Dalam konteks di Indonesia, Aswaja identik dengan golongan “Islam Tradisional”. Disamping itu NU sebagai penerus ajaran Aswaja yang telah dibawa oleh ajaran Wali Songo merupakan salah satu golongan umat Islam tradisional yang terbesar bukan hanya di Indonesia melainkan terbesar di dunia.
Jika ditelusuri secara mendalam, paham Aswaja sesungguhnya telah lama masuk ke Indonesia bersamaan dengan masuknya Islam. Islam sendiri masuk ke Indonesia sejak zaman Khulafaur Rasyidin tepatnya pada masa Khalifah Utsman bin Affan.
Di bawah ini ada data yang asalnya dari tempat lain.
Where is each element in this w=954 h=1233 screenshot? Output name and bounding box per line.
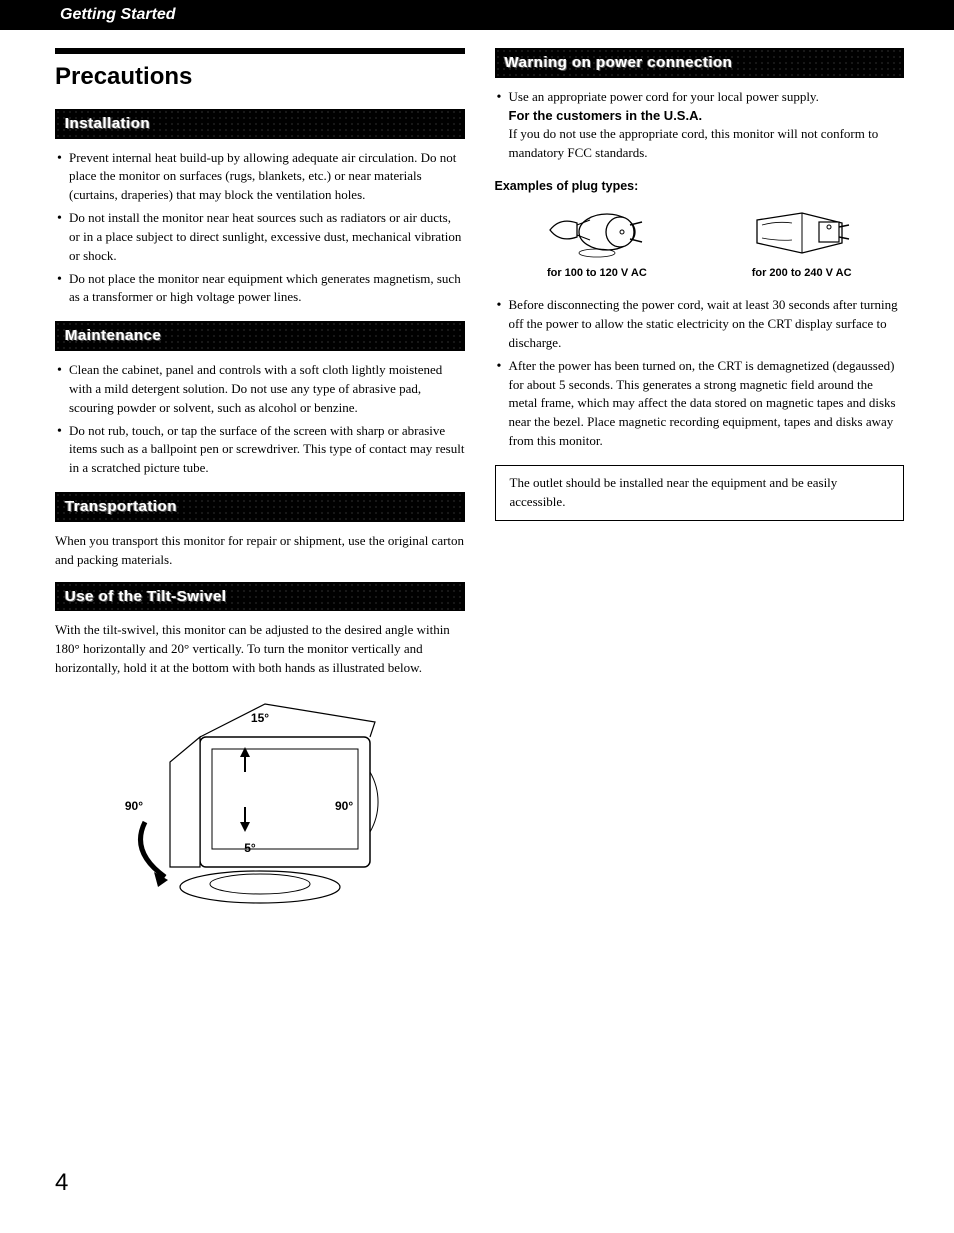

Penyebaran Islam di Indonesia masuk melalui dua jalur utama yaitu Jalur Selatan yang bermadzhab Syafi’i (Arab, Yaman, India, Pakistan, Bangladesh, Malaka, Indonesia) dan Jalur Utara yang bermadzhab Hanafi (Turki, persia, Kazakhstan, Uzbekistan, Afganistan, Cina, Malaka, Indonesia).
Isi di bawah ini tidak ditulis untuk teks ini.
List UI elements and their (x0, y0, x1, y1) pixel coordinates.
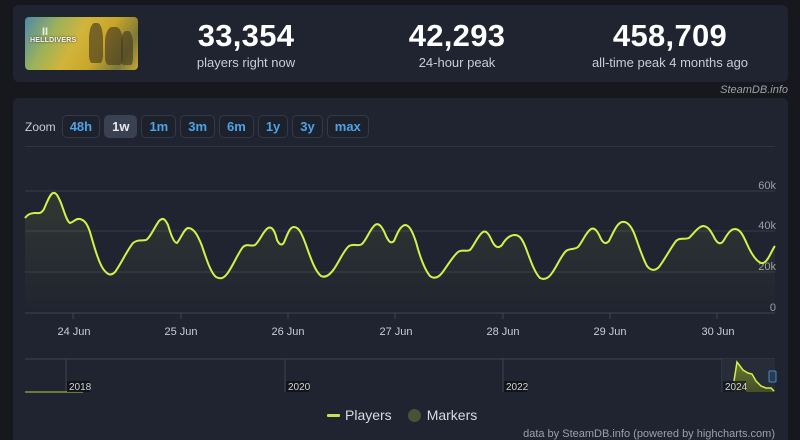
stats-card: II HELLDIVERS 33,354 players right now 4… (13, 5, 788, 82)
chart-legend: Players Markers (327, 407, 493, 423)
players-line[interactable] (24, 191, 776, 280)
svg-text:40k: 40k (758, 220, 776, 232)
svg-text:60k: 60k (758, 180, 776, 192)
circle-swatch-icon (407, 408, 421, 422)
stat-24h-peak: 42,293 24-hour peak (392, 19, 522, 71)
highcharts-credit[interactable]: data by SteamDB.info (powered by highcha… (523, 428, 775, 440)
zoom-48h-button[interactable]: 48h (61, 115, 101, 138)
stat-value: 42,293 (408, 18, 506, 53)
svg-text:26 Jun: 26 Jun (271, 326, 304, 338)
line-swatch-icon (327, 413, 340, 417)
stat-players-now: 33,354 players right now (181, 19, 311, 71)
legend-item-players[interactable]: Players (327, 407, 392, 423)
stat-value: 458,709 (612, 18, 728, 53)
stat-label: players right now (196, 55, 296, 70)
x-axis (72, 313, 718, 319)
steamdb-credit[interactable]: SteamDB.info (720, 84, 788, 96)
game-cover-image[interactable]: II HELLDIVERS (25, 17, 138, 70)
zoom-label: Zoom (25, 119, 56, 134)
stat-all-time-peak: 458,709 all-time peak 4 months ago (580, 19, 760, 71)
zoom-3m-button[interactable]: 3m (180, 115, 216, 138)
svg-text:2020: 2020 (288, 382, 311, 393)
x-axis-labels: 24 Jun 25 Jun 26 Jun 27 Jun 28 Jun 29 Ju… (57, 326, 734, 338)
legend-label: Players (345, 407, 392, 423)
zoom-3y-button[interactable]: 3y (292, 115, 323, 138)
svg-text:29 Jun: 29 Jun (593, 326, 626, 338)
legend-label: Markers (426, 407, 478, 423)
game-logo: HELLDIVERS (30, 37, 77, 44)
stat-label: 24-hour peak (418, 55, 496, 70)
stat-label: all-time peak 4 months ago (591, 55, 749, 70)
navigator[interactable]: 2018 2020 2022 2024 (25, 358, 777, 393)
divider (25, 146, 775, 147)
zoom-max-button[interactable]: max (326, 115, 369, 138)
zoom-1y-button[interactable]: 1y (257, 115, 289, 138)
players-area (25, 192, 775, 313)
svg-text:27 Jun: 27 Jun (379, 326, 412, 338)
svg-text:28 Jun: 28 Jun (486, 326, 519, 338)
zoom-1m-button[interactable]: 1m (141, 115, 177, 138)
legend-item-markers[interactable]: Markers (407, 407, 478, 423)
zoom-1w-button[interactable]: 1w (104, 115, 138, 138)
svg-text:24 Jun: 24 Jun (57, 326, 90, 338)
zoom-controls: Zoom 48h 1w 1m 3m 6m 1y 3y max (25, 115, 373, 138)
chart-panel: Zoom 48h 1w 1m 3m 6m 1y 3y max (13, 98, 788, 440)
zoom-6m-button[interactable]: 6m (219, 115, 254, 138)
stat-value: 33,354 (197, 18, 295, 53)
svg-text:30 Jun: 30 Jun (701, 326, 734, 338)
svg-text:2022: 2022 (506, 382, 529, 393)
navigator-handle-icon[interactable] (768, 370, 777, 383)
player-chart[interactable]: 60k 40k 20k 0 24 Jun 25 Jun 26 Jun 27 Ju… (13, 98, 788, 440)
svg-text:25 Jun: 25 Jun (164, 326, 197, 338)
logo-numeral-icon: II (42, 26, 49, 38)
svg-text:2018: 2018 (69, 382, 92, 393)
svg-text:2024: 2024 (725, 382, 748, 393)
Penyebaran Islam semakin berhasil, khususnya di Pulau Jawa sejak abad ke-13 oleh Walisongo. Dari murid -murid Walisongo inilah kemudian secara turun temurun menghasilkan ulam-ulama besar di wilayah Nusantara seperti Syaikhuna Kholil Bangkalan (Madura), Syaikh Arsyad Al Banjari Kalimantan, Syaikh Yusuf Sulawesi, dan tak ketinggalanan Hadratus Syaikh KH Hasyim Asy’ari yang nantinya sebagai pendiri utama jam’iyah Nahdlatul Ulama’.
BAB II
PEMBAHASAN
A. Pengertian Ahlussunnah wal-Jama’ah
Secara bahasa Ahlussunnah wal-Jamaah terdiri dari tiga kata yaitu Ahl, Al-Sunnah, dan Al-Jama,ah. Kata Ahl diartikan keluarga, golongan, atau pengikut. Kata Al-Sunnah diartikan segala sesuatu yang diajarkan Rasulullah SAW baik berupa ucapan, tindakan, maupun ketetapan. Kata Al-Jama’ah diartikan mayoritas ulama dan jama’ah umat Islam pengikut sunnah Rasul. Dengan demikian Ahlusssunnah Wal Jamaah adalah komunitas orang-orang yang selalu berpedoman kepada sunnah Nabi Muhammad SAW dan jalan para sahabat beliau, baik dilihat dari aspek akidah, agama, amal-amal lahiriyah, atau akhlak hati.[1] Seperti dalam hadits Rasulullah[2] :
عَلَيْكُمْ بِسُنَّتِي وَسُنَّةِ الخُلَفَاءِ الرَّا شِدِيْنَ مِنْ بَعْدِي.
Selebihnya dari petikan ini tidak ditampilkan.